Over station development
The renaissance of city centre living that we have seen over the past decade suggests developers and policy makers should explore means of increasing housebuilding in high-demand cities such as Manchester, Liverpool and Leeds. This could be achieved by improving the way land is used, such as densification, for example; and identifying alternative development sites. And one solution that is gradually gathering momentum is over station development.
According to consultants WSP, this new development approach could create over 239,500 new homes in London, concentrated mainly in Zones 3-6. According to the draft London Plan, this equates to over three and a half years’ worth of housing, at 64,935 properties per year.

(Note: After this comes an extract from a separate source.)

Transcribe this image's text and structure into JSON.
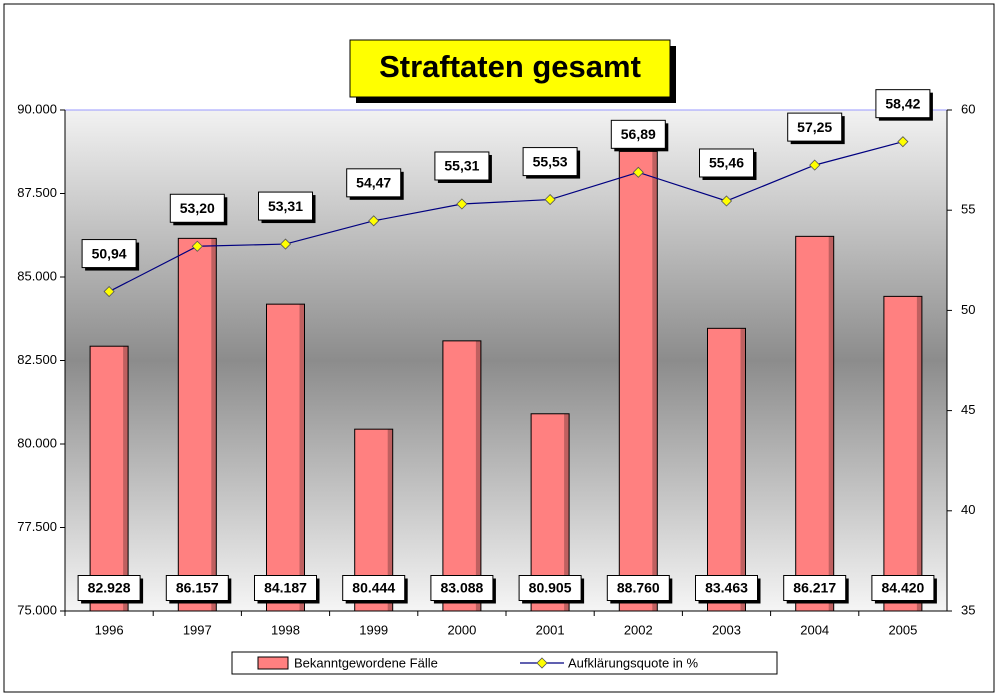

TfL owns over 5,700 acres of London land, of which it plans to develop more than 50 sites with the potential to produce over £3.4bn in non-fare revenue which will be re-invested into travel infrastructure. This has already proven to be successful with the transformations of Archway Gyratory, Broadgate at Liverpool Street and Kings Cross in London.
This type of development is not without its challenges, however, especially given the cost and complexity of such projects and the continued need to protect Network Rail’s operational requirements. These factors tend to force designs of such developments to adopt higher densities in order to make projects viable.
But this could make a much-needed dent into the housing requirements shared by many major UK cities. Although the opportunity is greatest in London, with its 330 heavy railway stations; there is scope in Birmingham, Liverpool and Manchester, which have 34, 22 and 15 stations respectively. However, whether they are ready for change remains to be seen; and with further complexities posed by the historic nature of some UK rail stations – Newcastle’s Victorian canopy design, for example - it is difficult to envisage extensive over-station development in some cities, regardless of demand.
New or expanded stations would be less – or not at all – impacted by this constraint. For example, while HS2 has provided the impetus for massive regeneration around Manchester’s Piccadilly station, none of the proposed 4,900 new homes in the area are expected to be in an over station development. And the visualisations for the HS2 station design, and also that for Birmingham, show designs are likely to be relatively conventional with curvaceous roofs rather than those befitting habitable development.
To encourage over station development, new technologies will need to reduce costs and accelerate construction timings. While we expect this new form of development will be increasingly common by 2040, London will be very much leading the way.